Description of problem: Jenkins pods fail to start with Multi-Attach error or Network plugin error We can see Multi-attach errors similar to: 33m 33m 1 jenkins-1-fxthx Pod Warning FailedAttachVolume attachdetach Multi-Attach error for volume "pvc-5133bd2f-1874-11e8-a099-02d7377a4b17" Volume is already exclusively attached to one node and can't be attached to another And NetworkPlugin errors: 2m 2m 1 jenkins-slave-pt8tt-77tsn Pod Warning FailedCreatePodSandBox kubelet, ip-172-31-68-243.us-east-2.compute.internal Failed create pod sandbox: rpc error: code = 2 desc = NetworkPlugin cni failed to set up pod "jenkins-slave-pt8tt-77tsn_akonarde-jenkins" network: CNI request failed with status 400: 'failed to Statfs "/proc/78228/ns/net": no such file or directory Pod Version-Release number of selected component (if applicable): v3.6.0 How reproducible: Always Steps to Reproduce: 1. Log in to OpenShift.io 2. Start a build pipeline (This tries to start pods on starter-us-east-2) 3. Check Failed bringups for Jenkins pods Actual results: Failures in Pod startup, as listed above Expected results: Pods should start without failures and be able to communicate through the Jenkins service Additional info:
Created attachment 1399845 [details] YAML for pod that fails to start Attached YAML for Jenkins pod that fails to start Error in events: 1h 1h 1 jenkins-1-fxthx Pod Warning FailedAttachVolume attachdetach Multi-Attach error for volume "pvc-5133bd2f-1874-11e8-a099-02d7377a4b17" Volume is already exclusively attached to one node and can't be attached to another
Here is a reproducer with two running pods. Jenkins pod cannot talk to the content-repository pod through it's service on the internal network. I can however reach the content-repository pod through it's route which is tied to that same service. Namespace: ldimaggi-osiotest2-jenkins po/jenkins-1-wq85z Node: ip-172-31-67-10.us-east-2.compute.internal PodIP: 10.129.98.130 po/content-repository-1-4f9zx Node: ip-172-31-67-252.us-east-2.compute.internal PodIP: 10.129.0.84 svc/content-repository 172.30.210.244 <none> 80/TCP # oc -n ldimaggi-osiotest2-jenkins rsh po/jenkins-1-wq85z sh-4.2$ curl -v http://content-repository * About to connect() to content-repository port 80 (#0) * Trying 172.30.210.244... * No route to host * Failed connect to content-repository:80; No route to host * Closing connection 0 curl: (7) Failed connect to content-repository:80; No route to host
This is the bug that we eventually decided was because of idling, right?
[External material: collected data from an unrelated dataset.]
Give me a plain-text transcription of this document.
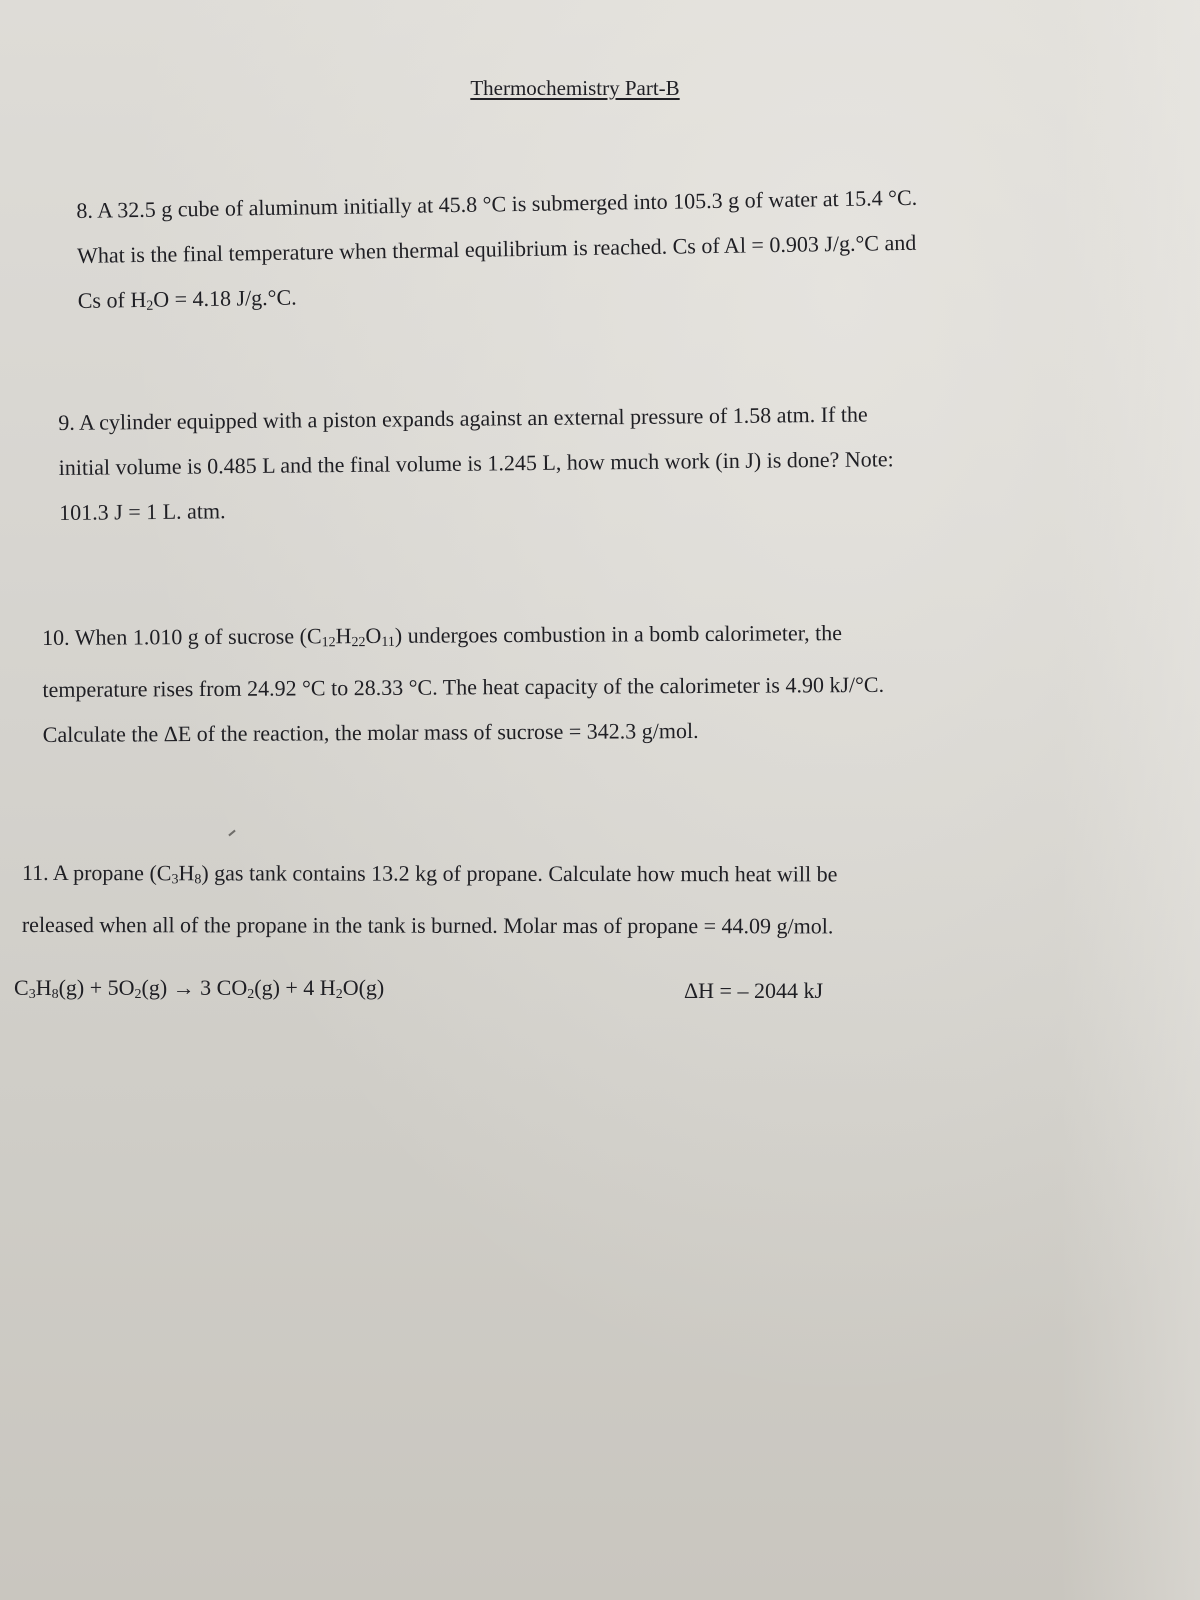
Thermochemistry Part-B
8. A 32.5 g cube of aluminum initially at 45.8 °C is submerged into 105.3 g of water at 15.4 °C.
What is the final temperature when thermal equilibrium is reached. Cs of Al = 0.903 J/g.°C and
Cs of $H_2O = 4.18$ J/g.°C.
9. A cylinder equipped with a piston expands against an external pressure of 1.58 atm. If the
initial volume is 0.485 L and the final volume is 1.245 L, how much work (in J) is done? Note:
101.3 J = 1 L. atm.
10. When 1.010 g of sucrose $(C_{12}H_{22}O_{11})$ undergoes combustion in a bomb calorimeter, the
temperature rises from 24.92 °C to 28.33 °C. The heat capacity of the calorimeter is 4.90 kJ/°C.
Calculate the ΔE of the reaction, the molar mass of sucrose = 342.3 g/mol.
11. A propane $(C_3H_8)$ gas tank contains 13.2 kg of propane. Calculate how much heat will be
released when all of the propane in the tank is burned. Molar mas of propane = 44.09 g/mol.
$C_3H_8(g) + 5O_2(g) \to 3$ $CO_2(g) + 4$ $H_2O(g)$	ΔH = – 2044 kJ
Yes assigning to Ben Bennett. Ben, Solly Ross, and the openshift.io team are going to have to figure out how their custom idle/unidler managed to deadlock the node.
Around 12:15PM UTC on Wed 7 we noticed 100s of pods getting evicted. Looking at logs there appear to have been about 40 nodes that got into a NotReady state and began evicting pods. Attached above is the node logs from one of them. Around 12:17 it appears the node started failing to connect to internal resources such as the api. This seems highly similar to the sort of network issues we're also seeing with pods & services.
Can't reproduce this and I haven't seen it since. The idler is changing completely in 3.11 so should not be able to do anything like this.